Y lo que hizo Jesús con Pedro, lo hace con todos nosotros. Jesús reza por nosotros; reza ante el Padre. Estamos acostumbrados a rezar a Jesús para que nos dé esta gracia, aquella otra, nos ayude, pero no estamos acostumbrados a contemplar a Jesús que muestra al Padre las llagas, a Jesús el intercesor, a Jesús que reza por nosotros. Y Pedro fue capaz de hacer todo ese camino, de cobarde a valiente, con el don del Espíritu Santo, gracias a la oración de Jesús.
Pensemos un poco en esto. Dirijámonos a Jesús, agradeciendo que Él reza por nosotros. Por cada uno de nosotros Jesús reza.
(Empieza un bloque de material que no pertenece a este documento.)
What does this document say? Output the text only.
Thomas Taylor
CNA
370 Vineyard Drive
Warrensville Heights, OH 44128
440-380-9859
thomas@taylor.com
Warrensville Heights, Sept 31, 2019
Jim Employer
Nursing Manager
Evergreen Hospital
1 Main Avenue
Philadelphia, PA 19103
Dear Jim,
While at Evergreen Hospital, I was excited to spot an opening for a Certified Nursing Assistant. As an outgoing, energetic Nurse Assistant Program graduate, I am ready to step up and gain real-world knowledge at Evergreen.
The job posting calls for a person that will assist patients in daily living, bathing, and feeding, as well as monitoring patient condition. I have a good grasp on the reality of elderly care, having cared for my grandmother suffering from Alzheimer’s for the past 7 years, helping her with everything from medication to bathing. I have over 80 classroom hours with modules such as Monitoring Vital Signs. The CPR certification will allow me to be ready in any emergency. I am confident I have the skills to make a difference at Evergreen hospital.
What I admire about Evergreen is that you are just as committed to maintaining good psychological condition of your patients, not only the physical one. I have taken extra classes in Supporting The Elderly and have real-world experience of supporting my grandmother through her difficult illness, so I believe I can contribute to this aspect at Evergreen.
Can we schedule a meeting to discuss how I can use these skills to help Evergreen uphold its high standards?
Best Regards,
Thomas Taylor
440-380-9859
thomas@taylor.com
Jesús es el intercesor. Jesús quiso llevarse las llagas para mostrarlas al Padre. Es el precio de nuestra salvación. Debemos tener más confianza; más que en nuestras oraciones, en la oración de Jesús. “Señor, reza por mí” – “Pero yo soy Dios, puedo darte…” – “Sí, pero reza por mí, porque Tú eres el intercesor”. Y ese es el secreto de Pedro: “Pedro, yo rezaré por ti «para que tu fe no desfallezca»” (Lc 22,32).
Que el Señor nos enseñe a pedirle la gracia de rezar por cada uno de nosotros.